最早怒鳴り声を出す気力もなく、細やかな報復に留めてやろうと思い、頭上にある傷だらけの頬を抓ってやる。
「いひゃいいひゃい」
間抜けな声を上げて降参の意を示す善法寺だったが、驚くことにいつも通り、反省の色が見られない。
落とし穴の道連れに、しかもこいつは受け身を取るのにも失敗した。腐葉土と折られた枝葉と尖った小石に埋もれ、挙句に善法寺の体重が降ってきた。有り得ん。女の身体を緩衝剤にしやがって。
「普通は突き飛ばすでしょう、腕引っ張るとか何様」
ごめんよう、なんて情けない声が耳の奥の膜を叩く。わざとだ。間違いなく。
実習で赴いた戦場の跡地はひび割れた烏の鳴き声がするばかりで、日常の喧噪とは程遠い。

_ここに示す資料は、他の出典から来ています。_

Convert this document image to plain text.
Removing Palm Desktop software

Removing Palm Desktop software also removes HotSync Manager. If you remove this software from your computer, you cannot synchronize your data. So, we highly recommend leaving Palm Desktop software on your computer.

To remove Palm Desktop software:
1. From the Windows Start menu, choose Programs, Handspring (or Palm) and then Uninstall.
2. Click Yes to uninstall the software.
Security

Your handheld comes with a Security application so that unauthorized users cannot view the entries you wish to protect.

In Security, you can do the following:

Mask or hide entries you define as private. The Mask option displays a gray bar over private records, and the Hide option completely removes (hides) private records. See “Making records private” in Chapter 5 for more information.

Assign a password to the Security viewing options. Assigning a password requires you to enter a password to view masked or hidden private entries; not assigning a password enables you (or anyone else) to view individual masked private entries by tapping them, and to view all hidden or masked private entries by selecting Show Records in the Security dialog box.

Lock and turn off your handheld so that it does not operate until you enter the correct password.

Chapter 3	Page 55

狭い穴の中で満足に四股を伸ばすこともできず、地上を染める夕焼けの色をただ見上げるしかない。折り曲げたままの膝は痺れ、背中は強打したせいで継続的に痛むし、腕にはあちこち擦り傷が生まれていた。わたしは必死に舌打ちを我慢している。
「夕餉の時間になっても戻らなかったら、留三郎が探しに来てくれるさ。きっと」
端から他力本願のこの男は、肉体を預けてへらへらと笑う。どうせ足を挫いているのだろう。全く口にはしないけれど。そういうところも腹立たしい。
苛立ちに顔を背ける。彼の胸元が耳に押し当てられる。火薬と血のにおいに紛れることのない一定間隔の心音が憎い。
「あ、そうだ、隠せるとは思わないように」
後輩を窘める時と同じ声音だ。こちらの背中に手を差し入れたかと思うと、そのまま頭を抱き込んでくる。容易く抵抗の手段を失った。
成り損ないの不良の繭の中、善法寺の指が耳殻をなぞっている。高い体温に引き摺られて意識がほどけそうになる。
やっぱり許すものか。食満に救助されたら、己の足首が腫れ上がっているのも無視してわたしを優先するだろうこの男を一番に傷付けてやると決意して、土塊に爪を立てた。